OpenMathReasoning
A comprehensive corpus for advanced mathematical resolution, combining reasoning chains, generation selection, and integrated inference tools.
3.2M CoT solutions, 1.7M TIR solutions, 566K GenSelect, 193K statements alone; textual data structured in JSON
CC-BY 4.0
Description
OpenMathReasoning is a large-scale mathematical reasoning dataset designed to train language models to solve complex problems from AoPs forums. It includes more than 306,000 unique statements, with several million solutions generated using various strategies: thought chains (CoT), reasoning with integrated tools (TIR), and automatic selection of the best answers (GenSelect). The dataset is structured, validated and accompanied by rich metadata (generator model, success rate, etc.).
What is this dataset for?
- Train efficient mathematical reasoning models capable of solving Olympic-level problems
- Test various approaches: CoT, TIR, majority vote, etc.
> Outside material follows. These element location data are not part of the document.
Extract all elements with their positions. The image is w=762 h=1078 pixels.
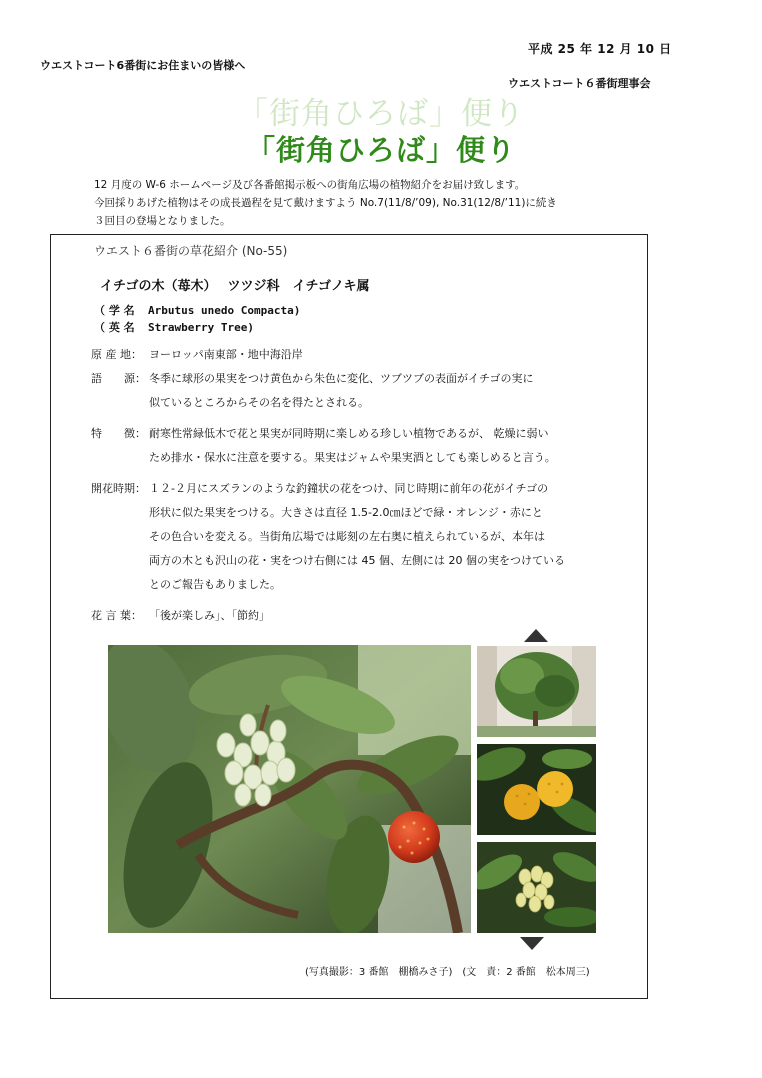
- english-name-row: [94, 319, 254, 335]
- flower-words-row: [91, 604, 270, 627]
- intro-line: 12 月度の W-6 ホームページ及び各番館掲示板への街角広場の植物紹介をお届け致します。: [94, 179, 526, 191]
- date: 平成 25 年 12 月 10 日: [528, 42, 672, 56]
- flowering-row-2: [91, 501, 543, 524]
- features-label: 特 徴：: [91, 427, 146, 440]
- flowering-line: その色合いを変える。当街角広場では彫刻の左右奥に植えられているが、本年は: [149, 530, 545, 543]
- addressee: ウエストコート6番街にお住まいの皆様へ: [40, 59, 246, 72]
- main-photo: [108, 645, 471, 933]
- strawberry-tree-photo: [108, 645, 471, 933]
- features-line: 耐寒性常緑低木で花と果実が同時期に楽しめる珍しい植物であるが、 乾燥に弱い: [149, 427, 549, 440]
- flower-words-label: 花 言 葉：: [91, 609, 142, 622]
- arrow-up-icon: [524, 629, 548, 642]
- title-shadow: 「街角ひろば」便り: [237, 96, 525, 132]
- thumbnail-flowers: [477, 842, 596, 933]
- flowering-row-3: [91, 525, 545, 548]
- scientific-name-row: [94, 302, 300, 318]
- english-name: Strawberry Tree): [148, 321, 254, 334]
- page-title: 「街角ひろば」便り: [245, 133, 516, 167]
- etymology-row-2: [91, 391, 369, 414]
- thumbnail-yellow-fruit: [477, 744, 596, 835]
- flowering-row-4: [91, 549, 565, 572]
- plant-name: イチゴの木（苺木） ツツジ科 イチゴノキ属: [100, 279, 370, 294]
- intro-line: 今回採りあげた植物はその成長過程を見て戴けますよう No.7(11/8/’09), No.31(12/8/’11)に続き: [94, 197, 557, 209]
- etymology-row: [91, 367, 534, 390]
- intro-line: ３回目の登場となりました。: [94, 215, 231, 227]
- scientific-name-label: （ 学 名: [94, 304, 135, 317]
- etymology-label: 語 源：: [91, 372, 146, 385]
- thumbnail-shrub: [477, 646, 596, 737]
- origin-text: ヨーロッパ南東部・地中海沿岸: [149, 348, 303, 361]
- flowering-line: とのご報告もありました。: [149, 578, 281, 591]
- shrub-photo: [477, 646, 596, 737]
- flowering-label: 開花時期：: [91, 482, 146, 495]
- features-line: ため排水・保水に注意を要する。果実はジャムや果実酒としても楽しめると言う。: [149, 451, 556, 464]
- etymology-line: 似ているところからその名を得たとされる。: [149, 396, 369, 409]
- flower-words-text: 「後が楽しみ」、「節約」: [149, 609, 270, 622]
- sender: ウエストコート６番街理事会: [508, 77, 651, 90]
- origin-label: 原 産 地：: [91, 348, 142, 361]
- yellow-fruit-photo: [477, 744, 596, 835]
- etymology-line: 冬季に球形の果実をつけ黄色から朱色に変化、ツブツブの表面がイチゴの実に: [149, 372, 534, 385]
- flowering-line: 形状に似た果実をつける。大きさは直径 1.5-2.0㎝ほどで緑・オレンジ・赤にと: [149, 506, 543, 519]
- english-name-label: （ 英 名: [94, 321, 135, 334]
- flower-cluster-photo: [477, 842, 596, 933]
- photo-credits: (写真撮影：3 番館 棚橋みさ子) (文 責：2 番館 松本周三): [305, 967, 590, 978]
- flowering-line: １２-２月にスズランのような釣鐘状の花をつけ、同じ時期に前年の花がイチゴの: [149, 482, 549, 495]
- origin-row: [91, 343, 303, 366]
- intro-text: [94, 176, 557, 230]
- features-row: [91, 422, 549, 445]
- features-row-2: [91, 446, 556, 469]
- section-title: ウエスト６番街の草花紹介 (No-55): [94, 244, 288, 258]
- scientific-name: Arbutus unedo Compacta): [148, 304, 301, 317]
- flowering-line: 両方の木とも沢山の花・実をつけ右側には 45 個、左側には 20 個の実をつけている: [149, 554, 565, 567]
- flowering-row: [91, 477, 549, 500]
- flowering-row-5: [91, 573, 281, 596]
- arrow-down-icon: [520, 937, 544, 950]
- Optimize the training of LLMs specialized in STEM or educational applications
Can it be enriched or improved?
Yes, it is possible to add human annotations for the responses generated, to integrate other mathematical corpora (e.g. MATH, miniF2F), or to structure the problems by theme or level. The dataset can also be used as a basis for new benchmarks or for training models in other languages with adapted translation.
🔎 In summary
🧠 Recommended for
- Mathematical AI researchers
- LLM STEM developers
- Educational AI competitions
🔧 Compatible tools
- PyTorch
- Hugging Face
- DeepSpeed
- Transformers, VllM
💡 Tip
Filter problems by difficulty or success rate to better tailor the training to the ability of the model.
Frequently Asked Questions
Does the dataset cover all types of math problems?
It covers a wide variety, but mostly from AOPs forums. The standard problems are adapted to competitions and advanced reasoning.
Can we filter the data according to the type of reasoning used?
Yes, each example indicates the mode of inference: CoT (chain of thought), TIR (with tools) or GenSelect (response selection).
Is it suitable for fine-tuning without high-end GPUs?
Better exploited with powerful resources, but some subsets can be used with quantization or LoRa.